Malasanità a Vibo Valentia: avvisi di garanzia a medici e dirigenti

Jazzolino_VVDell'ospedale civile "Jozzolino" di Vibo Valentia se ne era già parlato nell'ambito dell'inchiesta sulla morte della giovane Federica Monteleone, entrata in coma a seguito di un blackout verificatosi mentre era sottoposta ad una semplice appendicectomia.

Era il gennaio 2007 e poco meno di 12 mesi dopo un'altra giovane, Eva Ruscio, di 16 anni ha perso la vita nello stesso ospedale mentre le veniva praticata tracheotomia d’urgenza per via percutanea.

A quelle due morti erano seguite delle indagini approfondite che avevano fatto scoprire ben 800 infrazioni nell'ospedale e portato alla denuncia di 30 persone. L'inchiesta è poi proseguita e altre morti sospette si sono verificate, tra le quali quella dell'86enne Orazio Maccarone, deceduto al pronto soccorso dopo ore di attesa.

Gli investigatori avevano già segnalato le numerose inadeguatezza da sanare, ma nulla è stato fatto e così, dopo ulteriori controlli, è stato oggi disposto il sequestro di tre reparti dell'ospedale, ortopedia, immunoematologia e pronto soccorso, e sono stati notificati 33 avvisi di garanzia a dirigenti, medici e responsabili di settore.

Sembra che in molti locali le condizioni igenico-sanitarie fossero insufficienti, con il proliferarsi di muffe ed umidità e, secondo il rapporto dei magistrati, sembra ci sia anche il pericolo di infezioni. Oltre ovviamente alle irregolarità dell'impianto elettrico e alla presenza di lastre di eternit nella centrale termica dell'edificio.
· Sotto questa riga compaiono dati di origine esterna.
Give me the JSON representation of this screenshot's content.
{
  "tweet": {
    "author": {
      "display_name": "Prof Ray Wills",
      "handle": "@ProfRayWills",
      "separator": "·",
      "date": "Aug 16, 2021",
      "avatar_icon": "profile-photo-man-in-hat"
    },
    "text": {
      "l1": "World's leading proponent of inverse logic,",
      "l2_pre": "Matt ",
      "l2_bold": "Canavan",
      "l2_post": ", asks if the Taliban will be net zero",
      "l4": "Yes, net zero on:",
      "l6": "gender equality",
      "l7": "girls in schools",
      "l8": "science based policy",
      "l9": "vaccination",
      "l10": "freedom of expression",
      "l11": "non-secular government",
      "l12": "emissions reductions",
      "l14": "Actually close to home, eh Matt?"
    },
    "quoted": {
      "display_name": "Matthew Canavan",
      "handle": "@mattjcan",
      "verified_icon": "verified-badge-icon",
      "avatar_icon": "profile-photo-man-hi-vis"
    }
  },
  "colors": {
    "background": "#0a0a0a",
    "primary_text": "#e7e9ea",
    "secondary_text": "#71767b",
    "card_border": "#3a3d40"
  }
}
Per quanto riguarda invece i reati contestati agli "addetti ai lavori" si va dal mancato rispetto delle normative sanitarie ed antinfortunistiche all'abuso d'ufficio, passando per l'illecito stoccaggio dei rifiuti speciali.

A condurre le indagini sono stati i carabinieri del nucleo operativo ecologico di Reggio Calabria, insieme ai Nas e a quelli del comando provinciale.